The centrality of race and slavery in the conflict were thereby forgotten by most, eventually to the point that southern apologists could even maintain that they had been right in preserving slavery, and few but black Americans would argue. Indeed, in the memories of former slaves and their descendents, the importance of emancipation was central to their understanding of the war, and the rejection of that interpretation by whites was a huge betrayal. Most whites however were exhausted by acrimony; they wanted to rebuild the nation and move forward, and could only do so by ceasing to argue a cause they felt the war had settled.

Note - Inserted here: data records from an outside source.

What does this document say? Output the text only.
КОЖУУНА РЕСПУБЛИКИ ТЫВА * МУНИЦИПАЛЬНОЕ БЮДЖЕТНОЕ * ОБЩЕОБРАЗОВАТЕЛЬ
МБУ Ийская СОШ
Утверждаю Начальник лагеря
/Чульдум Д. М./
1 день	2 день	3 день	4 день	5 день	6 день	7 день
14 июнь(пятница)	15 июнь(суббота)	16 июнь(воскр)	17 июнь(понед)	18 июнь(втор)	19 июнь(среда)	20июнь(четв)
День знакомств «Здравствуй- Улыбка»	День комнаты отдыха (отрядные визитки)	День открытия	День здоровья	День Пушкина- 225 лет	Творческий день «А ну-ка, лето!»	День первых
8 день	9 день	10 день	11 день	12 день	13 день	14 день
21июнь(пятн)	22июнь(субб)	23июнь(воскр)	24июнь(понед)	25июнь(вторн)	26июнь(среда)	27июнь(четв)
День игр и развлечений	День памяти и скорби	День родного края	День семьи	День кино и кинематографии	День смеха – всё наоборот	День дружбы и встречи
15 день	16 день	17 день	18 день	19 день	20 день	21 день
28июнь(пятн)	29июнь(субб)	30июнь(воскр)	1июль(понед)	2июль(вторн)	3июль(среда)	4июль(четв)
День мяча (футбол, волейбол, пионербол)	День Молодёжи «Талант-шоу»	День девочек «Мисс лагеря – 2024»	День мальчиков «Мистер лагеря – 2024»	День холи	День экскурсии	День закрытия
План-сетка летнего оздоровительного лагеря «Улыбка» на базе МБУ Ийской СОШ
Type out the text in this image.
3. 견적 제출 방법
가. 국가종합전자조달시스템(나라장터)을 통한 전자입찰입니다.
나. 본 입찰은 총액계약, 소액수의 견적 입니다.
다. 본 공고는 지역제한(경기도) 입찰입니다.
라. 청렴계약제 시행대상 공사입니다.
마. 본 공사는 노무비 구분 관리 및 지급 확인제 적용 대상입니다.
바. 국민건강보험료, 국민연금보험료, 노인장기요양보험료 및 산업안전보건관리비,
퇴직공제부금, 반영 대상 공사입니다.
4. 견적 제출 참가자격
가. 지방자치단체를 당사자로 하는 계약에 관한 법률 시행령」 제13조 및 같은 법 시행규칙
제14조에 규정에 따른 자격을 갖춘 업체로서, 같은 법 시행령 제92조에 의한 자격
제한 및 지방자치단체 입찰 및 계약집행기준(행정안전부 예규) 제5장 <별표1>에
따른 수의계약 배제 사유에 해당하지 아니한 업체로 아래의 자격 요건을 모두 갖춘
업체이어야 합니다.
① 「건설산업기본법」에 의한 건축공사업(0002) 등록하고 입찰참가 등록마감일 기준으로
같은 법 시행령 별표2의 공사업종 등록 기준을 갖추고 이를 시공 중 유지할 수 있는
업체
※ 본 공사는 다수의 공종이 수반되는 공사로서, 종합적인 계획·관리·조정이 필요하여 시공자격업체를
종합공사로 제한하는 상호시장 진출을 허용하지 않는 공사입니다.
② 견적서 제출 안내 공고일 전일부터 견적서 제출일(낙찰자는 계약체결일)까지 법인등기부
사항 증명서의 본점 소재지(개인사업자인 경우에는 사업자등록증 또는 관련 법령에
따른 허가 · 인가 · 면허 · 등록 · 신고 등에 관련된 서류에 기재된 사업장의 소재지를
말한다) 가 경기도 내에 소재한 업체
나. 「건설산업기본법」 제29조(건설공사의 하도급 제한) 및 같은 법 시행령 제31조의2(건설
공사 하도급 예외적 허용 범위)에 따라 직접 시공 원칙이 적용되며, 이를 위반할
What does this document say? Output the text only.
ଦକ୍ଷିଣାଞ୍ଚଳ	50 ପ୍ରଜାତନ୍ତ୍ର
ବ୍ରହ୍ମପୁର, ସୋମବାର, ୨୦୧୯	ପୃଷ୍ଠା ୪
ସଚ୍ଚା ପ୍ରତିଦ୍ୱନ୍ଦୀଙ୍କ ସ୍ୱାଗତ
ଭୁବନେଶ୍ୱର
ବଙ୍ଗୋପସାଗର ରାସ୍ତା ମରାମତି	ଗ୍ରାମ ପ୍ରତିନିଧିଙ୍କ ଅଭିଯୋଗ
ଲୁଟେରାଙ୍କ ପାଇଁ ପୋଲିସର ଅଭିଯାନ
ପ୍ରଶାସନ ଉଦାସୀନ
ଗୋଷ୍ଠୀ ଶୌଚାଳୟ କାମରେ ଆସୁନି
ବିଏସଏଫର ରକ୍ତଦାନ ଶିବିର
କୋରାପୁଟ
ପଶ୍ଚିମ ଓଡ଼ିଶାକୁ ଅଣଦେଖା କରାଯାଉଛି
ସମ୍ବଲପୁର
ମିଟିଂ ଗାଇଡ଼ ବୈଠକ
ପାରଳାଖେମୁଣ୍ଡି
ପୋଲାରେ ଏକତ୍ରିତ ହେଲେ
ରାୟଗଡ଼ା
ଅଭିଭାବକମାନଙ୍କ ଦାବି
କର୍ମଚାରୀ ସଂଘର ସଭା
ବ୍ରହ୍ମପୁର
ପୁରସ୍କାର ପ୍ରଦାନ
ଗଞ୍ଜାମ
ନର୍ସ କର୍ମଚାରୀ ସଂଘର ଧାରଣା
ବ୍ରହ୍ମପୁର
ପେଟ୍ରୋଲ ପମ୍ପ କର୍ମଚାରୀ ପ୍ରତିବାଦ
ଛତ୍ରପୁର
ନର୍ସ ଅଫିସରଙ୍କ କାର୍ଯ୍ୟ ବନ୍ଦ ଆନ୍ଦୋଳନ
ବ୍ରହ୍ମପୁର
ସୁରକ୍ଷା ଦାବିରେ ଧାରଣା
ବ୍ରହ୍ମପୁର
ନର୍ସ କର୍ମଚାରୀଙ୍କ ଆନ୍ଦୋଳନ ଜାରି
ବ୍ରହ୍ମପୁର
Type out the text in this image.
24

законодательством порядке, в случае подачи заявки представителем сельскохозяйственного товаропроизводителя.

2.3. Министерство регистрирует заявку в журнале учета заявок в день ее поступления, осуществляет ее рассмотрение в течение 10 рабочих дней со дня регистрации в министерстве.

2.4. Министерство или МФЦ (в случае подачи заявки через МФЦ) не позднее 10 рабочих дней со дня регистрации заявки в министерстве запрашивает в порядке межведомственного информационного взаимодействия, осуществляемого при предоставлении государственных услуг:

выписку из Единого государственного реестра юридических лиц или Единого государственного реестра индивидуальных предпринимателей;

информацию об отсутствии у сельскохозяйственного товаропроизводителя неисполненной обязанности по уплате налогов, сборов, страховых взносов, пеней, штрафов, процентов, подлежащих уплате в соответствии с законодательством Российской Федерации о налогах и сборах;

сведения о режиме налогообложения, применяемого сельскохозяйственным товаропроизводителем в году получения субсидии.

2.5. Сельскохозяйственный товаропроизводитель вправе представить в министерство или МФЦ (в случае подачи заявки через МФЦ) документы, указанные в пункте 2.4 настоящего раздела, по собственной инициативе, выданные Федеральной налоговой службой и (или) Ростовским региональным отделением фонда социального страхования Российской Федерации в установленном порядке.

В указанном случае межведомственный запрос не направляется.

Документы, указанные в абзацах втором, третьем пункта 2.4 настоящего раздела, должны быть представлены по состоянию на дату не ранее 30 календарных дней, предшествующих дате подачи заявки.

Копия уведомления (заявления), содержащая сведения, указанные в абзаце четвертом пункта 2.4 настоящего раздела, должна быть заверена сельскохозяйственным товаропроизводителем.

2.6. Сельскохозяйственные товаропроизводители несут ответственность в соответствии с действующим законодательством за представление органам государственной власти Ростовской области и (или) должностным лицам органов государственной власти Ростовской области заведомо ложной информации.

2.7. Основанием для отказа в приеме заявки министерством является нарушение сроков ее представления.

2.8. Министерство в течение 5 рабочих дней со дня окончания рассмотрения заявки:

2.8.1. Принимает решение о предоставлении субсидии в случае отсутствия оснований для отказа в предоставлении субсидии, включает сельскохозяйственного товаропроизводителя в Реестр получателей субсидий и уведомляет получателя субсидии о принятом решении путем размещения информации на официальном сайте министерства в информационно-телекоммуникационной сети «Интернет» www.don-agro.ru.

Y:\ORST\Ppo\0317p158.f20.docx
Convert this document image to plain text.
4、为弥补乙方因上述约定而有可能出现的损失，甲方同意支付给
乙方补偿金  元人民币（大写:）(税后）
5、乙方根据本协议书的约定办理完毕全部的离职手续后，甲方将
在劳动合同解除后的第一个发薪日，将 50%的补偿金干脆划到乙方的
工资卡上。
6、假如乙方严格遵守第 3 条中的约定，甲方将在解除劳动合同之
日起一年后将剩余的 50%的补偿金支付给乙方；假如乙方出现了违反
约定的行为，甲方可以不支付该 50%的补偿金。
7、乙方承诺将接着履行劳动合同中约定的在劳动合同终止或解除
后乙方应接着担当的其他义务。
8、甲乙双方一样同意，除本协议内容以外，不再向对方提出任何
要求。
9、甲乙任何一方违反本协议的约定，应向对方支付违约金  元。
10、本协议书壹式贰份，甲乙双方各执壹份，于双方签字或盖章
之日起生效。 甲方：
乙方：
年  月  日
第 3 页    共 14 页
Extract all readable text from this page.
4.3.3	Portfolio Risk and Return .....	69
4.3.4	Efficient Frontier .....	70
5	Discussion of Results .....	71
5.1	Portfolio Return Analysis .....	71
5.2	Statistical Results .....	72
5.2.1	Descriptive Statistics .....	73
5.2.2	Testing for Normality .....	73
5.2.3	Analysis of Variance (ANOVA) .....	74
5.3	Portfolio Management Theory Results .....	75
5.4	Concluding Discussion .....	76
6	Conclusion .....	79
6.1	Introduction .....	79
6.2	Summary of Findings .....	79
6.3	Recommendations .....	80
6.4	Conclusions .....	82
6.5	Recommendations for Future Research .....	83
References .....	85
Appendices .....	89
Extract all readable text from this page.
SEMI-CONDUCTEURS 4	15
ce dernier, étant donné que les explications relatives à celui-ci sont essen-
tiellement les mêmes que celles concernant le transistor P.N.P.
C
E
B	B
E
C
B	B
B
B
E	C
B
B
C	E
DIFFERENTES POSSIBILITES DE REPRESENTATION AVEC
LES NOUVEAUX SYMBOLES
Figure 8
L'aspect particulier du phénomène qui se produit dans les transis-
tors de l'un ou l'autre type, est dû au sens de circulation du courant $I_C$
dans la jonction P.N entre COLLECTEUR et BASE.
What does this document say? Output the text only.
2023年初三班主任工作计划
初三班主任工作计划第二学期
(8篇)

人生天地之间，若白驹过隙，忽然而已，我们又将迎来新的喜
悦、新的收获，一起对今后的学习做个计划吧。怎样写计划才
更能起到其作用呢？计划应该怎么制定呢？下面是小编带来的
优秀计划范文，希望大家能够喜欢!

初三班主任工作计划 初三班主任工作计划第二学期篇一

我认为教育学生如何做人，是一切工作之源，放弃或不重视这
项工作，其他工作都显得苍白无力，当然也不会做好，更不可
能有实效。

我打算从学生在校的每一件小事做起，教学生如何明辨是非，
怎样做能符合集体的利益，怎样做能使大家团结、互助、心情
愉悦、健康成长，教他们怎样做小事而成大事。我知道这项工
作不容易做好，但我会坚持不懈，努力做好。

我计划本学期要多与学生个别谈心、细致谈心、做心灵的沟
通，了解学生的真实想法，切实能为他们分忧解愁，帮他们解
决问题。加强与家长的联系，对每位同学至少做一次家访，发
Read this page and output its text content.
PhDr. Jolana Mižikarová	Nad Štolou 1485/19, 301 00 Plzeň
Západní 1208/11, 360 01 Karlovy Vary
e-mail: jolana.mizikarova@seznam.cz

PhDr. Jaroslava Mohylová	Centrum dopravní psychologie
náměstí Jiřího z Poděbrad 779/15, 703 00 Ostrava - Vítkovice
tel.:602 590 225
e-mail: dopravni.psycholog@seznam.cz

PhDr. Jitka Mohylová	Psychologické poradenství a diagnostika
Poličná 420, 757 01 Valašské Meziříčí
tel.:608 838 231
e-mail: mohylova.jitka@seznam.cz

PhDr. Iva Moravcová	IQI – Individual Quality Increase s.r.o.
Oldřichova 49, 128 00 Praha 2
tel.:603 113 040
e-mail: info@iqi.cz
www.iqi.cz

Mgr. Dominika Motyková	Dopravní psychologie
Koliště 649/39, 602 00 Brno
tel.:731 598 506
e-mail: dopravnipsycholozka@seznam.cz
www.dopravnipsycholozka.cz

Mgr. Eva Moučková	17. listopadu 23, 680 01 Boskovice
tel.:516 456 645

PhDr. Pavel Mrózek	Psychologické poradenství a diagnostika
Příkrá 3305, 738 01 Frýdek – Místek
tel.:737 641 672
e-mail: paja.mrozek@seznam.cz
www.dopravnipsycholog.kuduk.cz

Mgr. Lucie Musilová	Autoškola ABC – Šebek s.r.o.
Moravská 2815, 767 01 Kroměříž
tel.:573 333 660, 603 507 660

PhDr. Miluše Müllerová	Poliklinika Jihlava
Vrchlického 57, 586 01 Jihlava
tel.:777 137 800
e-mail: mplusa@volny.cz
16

Although Blight fails to address it, it is likely that northern whites came to view southern sentiment more charitably not simply because they were too exhausted by war to fully implement civil rights for former slaves, or because they wanted to make amends with white southerners, but because with the growth of industrialism and its concurrent labor problems, the idea that a slave society had been able to keep social harmony and prevent such conflicts between labor and capital was appealing and believable in and of itself.

Blight persuasively shows that whites "remembered" and redefined the war precisely by forgetting it. However, the book is marred by his failure to use similar evidence that the war ever meant the same things to its participants that it does to him in the first place. Simply saying that northerners went to war to "preserve the union and end slavery" is not enough. Undoubtedly those were important motivations, but the complexities behind them are as deep as those involved in remembrance. Indeed, most northerners did not go to war to end slavery, so it should not surprise us that emancipation and race figured less prominently in their memories of the war than Blight would hope. For southerners, preserving slavery was certainly the primary cause of the war, but Blight fails to see that slavery involved more than just the ownership of blacks. Everything that southerners believed in was shaped by the centrality of slavery to their entire society-we cannot discount their contention that they were fighting for freedom and democracy, or anything else, because their understanding of all those things rested on slavery itself. Nor should we be surprised at their reaction to Reconstruction, for it turned everything they believed or understood about that society upside down. Blight then has succeeded in showing us how the war came to be remembered, but not how that memory differed from its participants' original understanding of it, or how reconciliation could have developed any differently.